A few days ago, the New Yorker's Adam Gopnik reflected on the inescapable word "norms" under the still-young Trump administration, and how he has overturned one after another. "Google 'Trump' and 'norms,' and you find a huge, alarmed journalistic literature," Gopnik writes, "enumerating the norms of political discourse that Trump has overturned that week or day—but those same pieces will also, more often than not, point out that, after all, overturning norms is what he was elected to do." (He's not exaggerating.)

There's certainly anecdotal evidence that this is the case; it comes up in interview after interview with Trump supporters. "Being [politically correct] was going to kill the country. He speaks his mind and because of that, he's not going to lie to you." "He's outspoken. Other candidates wouldn't tell you how it is, but he does." "They see a person who actually stands for what they've been thinking in their heads but were too afraid to say all these years."

There's also experimental evidence that Trump's approach is succeeding at changing norms, according to an intriguing working paper that Cass Sunstein wrote about at Bloomberg View, led by University of Chicago economist Leonardo Bursztyn. The study's results suggest that people were less likely to want to hide their xenophobic beliefs after November 2016 than before. "What was unacceptable and rarely, if ever, spoken, could become acceptable and normal in a matter of weeks, if not days," the researchers write.
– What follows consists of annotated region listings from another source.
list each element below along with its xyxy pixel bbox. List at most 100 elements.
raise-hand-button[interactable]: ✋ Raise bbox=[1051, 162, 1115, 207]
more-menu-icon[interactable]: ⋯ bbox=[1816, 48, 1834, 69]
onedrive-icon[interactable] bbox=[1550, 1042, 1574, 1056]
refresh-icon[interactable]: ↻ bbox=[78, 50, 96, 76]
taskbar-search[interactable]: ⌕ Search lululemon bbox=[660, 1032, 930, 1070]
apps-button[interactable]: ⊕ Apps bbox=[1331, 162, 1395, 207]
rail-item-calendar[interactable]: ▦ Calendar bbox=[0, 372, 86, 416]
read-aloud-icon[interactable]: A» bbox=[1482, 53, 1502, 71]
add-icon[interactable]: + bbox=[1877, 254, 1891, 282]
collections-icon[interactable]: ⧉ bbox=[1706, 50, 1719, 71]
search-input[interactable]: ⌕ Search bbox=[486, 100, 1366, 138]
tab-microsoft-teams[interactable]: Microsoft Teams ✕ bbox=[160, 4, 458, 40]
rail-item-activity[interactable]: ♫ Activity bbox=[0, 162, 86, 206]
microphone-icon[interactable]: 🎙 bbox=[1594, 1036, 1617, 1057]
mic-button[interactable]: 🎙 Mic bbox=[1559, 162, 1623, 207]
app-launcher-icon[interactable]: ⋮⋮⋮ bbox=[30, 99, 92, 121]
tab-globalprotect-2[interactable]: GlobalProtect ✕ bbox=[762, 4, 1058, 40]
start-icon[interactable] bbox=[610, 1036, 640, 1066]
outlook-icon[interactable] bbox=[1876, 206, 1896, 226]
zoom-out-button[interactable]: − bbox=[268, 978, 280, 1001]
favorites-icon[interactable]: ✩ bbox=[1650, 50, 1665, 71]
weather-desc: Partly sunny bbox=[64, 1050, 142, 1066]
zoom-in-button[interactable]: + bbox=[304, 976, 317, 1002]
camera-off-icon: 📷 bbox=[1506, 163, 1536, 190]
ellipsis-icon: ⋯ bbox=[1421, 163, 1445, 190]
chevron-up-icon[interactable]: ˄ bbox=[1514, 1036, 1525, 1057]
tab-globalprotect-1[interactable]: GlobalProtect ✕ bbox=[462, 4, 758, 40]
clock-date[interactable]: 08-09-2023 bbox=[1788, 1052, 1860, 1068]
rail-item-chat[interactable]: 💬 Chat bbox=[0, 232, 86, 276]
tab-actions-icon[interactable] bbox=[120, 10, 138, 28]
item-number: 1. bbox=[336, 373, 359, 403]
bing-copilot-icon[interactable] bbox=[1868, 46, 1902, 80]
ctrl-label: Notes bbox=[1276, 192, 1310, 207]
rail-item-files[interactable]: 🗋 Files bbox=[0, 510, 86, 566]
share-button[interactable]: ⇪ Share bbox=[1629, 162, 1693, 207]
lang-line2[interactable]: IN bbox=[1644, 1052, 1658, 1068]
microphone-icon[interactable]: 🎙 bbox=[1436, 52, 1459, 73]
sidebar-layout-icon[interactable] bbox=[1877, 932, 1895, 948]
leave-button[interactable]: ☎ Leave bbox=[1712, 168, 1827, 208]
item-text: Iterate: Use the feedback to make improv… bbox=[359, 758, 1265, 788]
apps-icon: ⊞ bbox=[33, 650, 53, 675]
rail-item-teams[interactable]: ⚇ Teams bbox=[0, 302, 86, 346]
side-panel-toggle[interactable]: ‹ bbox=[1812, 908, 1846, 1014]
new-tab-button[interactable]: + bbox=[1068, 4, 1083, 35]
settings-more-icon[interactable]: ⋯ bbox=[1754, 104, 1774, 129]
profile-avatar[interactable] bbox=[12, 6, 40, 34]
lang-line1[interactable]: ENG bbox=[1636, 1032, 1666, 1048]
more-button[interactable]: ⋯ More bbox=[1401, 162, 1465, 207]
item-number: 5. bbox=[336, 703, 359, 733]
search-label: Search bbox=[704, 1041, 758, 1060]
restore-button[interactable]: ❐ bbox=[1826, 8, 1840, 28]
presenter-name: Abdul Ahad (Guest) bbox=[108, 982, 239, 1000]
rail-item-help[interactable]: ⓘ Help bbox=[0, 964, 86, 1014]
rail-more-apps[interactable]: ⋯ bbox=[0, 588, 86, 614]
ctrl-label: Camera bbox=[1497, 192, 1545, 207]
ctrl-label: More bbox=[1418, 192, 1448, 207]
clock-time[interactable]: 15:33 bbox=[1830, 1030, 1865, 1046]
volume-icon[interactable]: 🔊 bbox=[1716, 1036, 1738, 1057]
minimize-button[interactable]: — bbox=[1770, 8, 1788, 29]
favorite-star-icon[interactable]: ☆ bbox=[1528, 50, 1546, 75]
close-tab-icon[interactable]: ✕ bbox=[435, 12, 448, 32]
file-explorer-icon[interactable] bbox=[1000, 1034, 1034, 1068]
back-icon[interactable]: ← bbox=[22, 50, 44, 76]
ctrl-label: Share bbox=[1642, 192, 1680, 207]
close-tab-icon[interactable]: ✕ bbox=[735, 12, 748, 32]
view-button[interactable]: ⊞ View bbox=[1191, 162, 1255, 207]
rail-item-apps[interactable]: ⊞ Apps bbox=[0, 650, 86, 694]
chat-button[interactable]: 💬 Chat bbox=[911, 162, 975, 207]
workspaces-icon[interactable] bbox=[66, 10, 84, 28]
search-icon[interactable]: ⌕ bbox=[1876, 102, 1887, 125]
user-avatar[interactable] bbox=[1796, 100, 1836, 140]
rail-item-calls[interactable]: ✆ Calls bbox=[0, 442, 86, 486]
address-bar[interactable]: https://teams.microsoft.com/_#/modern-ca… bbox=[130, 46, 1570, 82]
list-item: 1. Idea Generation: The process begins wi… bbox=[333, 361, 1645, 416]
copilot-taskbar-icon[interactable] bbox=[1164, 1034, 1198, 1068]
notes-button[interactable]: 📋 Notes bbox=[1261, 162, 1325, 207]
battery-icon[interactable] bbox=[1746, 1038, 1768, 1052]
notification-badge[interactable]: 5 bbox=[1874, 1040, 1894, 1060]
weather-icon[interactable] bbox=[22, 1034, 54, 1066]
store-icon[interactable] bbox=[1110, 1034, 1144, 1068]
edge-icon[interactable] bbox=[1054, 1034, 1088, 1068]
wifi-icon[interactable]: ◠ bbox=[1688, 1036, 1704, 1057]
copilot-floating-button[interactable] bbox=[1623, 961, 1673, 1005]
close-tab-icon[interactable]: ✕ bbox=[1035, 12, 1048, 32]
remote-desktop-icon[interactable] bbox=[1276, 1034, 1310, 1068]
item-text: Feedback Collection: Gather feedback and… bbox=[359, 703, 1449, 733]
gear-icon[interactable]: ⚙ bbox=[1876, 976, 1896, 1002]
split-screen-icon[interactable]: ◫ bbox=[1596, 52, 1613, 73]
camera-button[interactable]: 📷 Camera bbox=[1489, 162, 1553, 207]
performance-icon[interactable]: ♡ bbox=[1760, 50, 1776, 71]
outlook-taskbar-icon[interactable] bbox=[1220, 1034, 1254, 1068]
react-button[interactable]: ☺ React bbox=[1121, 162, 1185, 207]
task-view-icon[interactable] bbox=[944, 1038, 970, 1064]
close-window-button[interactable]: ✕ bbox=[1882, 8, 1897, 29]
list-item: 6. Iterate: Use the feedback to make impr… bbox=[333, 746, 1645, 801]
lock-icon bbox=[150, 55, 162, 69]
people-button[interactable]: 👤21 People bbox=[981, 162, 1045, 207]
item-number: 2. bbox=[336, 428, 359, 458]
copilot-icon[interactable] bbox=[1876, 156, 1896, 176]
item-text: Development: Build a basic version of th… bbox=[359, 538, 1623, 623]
It was a clever test to observe social norms evolving in real time. Prior to the election, they paid participants—in states that Trump had 100 percent odds of winning—fifty cents to take a short survey. As part of the survey, they were asked to authorize the researchers to make a $1 donation to a stringently anti-immigration organization. If they authorized the donation, they received an additional $1 on top of their fifty cents.

But half of the respondents were told that authorizing the donation would be completely anonymous. The other half were told that the researchers "might personally contact you to verify your answers"—raising the specter that others might find out about their willingness to fund the organization.

Before the election, 54 percent of the participants who were promised anonymity authorized the donation and got their dollar. Only 34 percent of those who weren't promised anonymity did the same.

Then they followed up with those same people after the election. The percentage of respondents who weren't promised anonymity, yet authorized the donation anyway, shot up to 48 percent.

They also found a similar effect from a different experiment: Prior to the election, they informed half of one group of respondents that Trump was all but guaranteed to win their state, and didn't mention that to the other half. Of the half that received that little social hint, 46 percent authorized the donation; of the half that didn't, only 34 percent did.

The setup is a bit tricky, but the results suggest two simple concepts. First, knowing that Trump has wide support (either from popularity within the respondents' states or from winning the election) nudged respondents to care less about preserving the anonymity of their support for an anti-immigration organization.

Second, Trump's popularity didn't necessarily make them more xenophobic; the authors argue that, if it had, people making anonymous donations would have increased as well. Instead, it made xenophobes (or those willing to profit in a tiny way from xenophobia), more willing to be open about such a view.

It's a small study, still in the works, and not on its own more powerful than the months of reported anecdotes from the campaign trail. "Nothing in these findings demonstrates that Trump’s election is leading to an erosion of social norms against incivility and hatred, let alone against violence. But they’re suggestive," Sunstein writes. One of the roles that social sciences play in our understanding of events is to perform a check on that understanding—and in this case, to see if there's a foundation for the sense that our foundations may be eroding.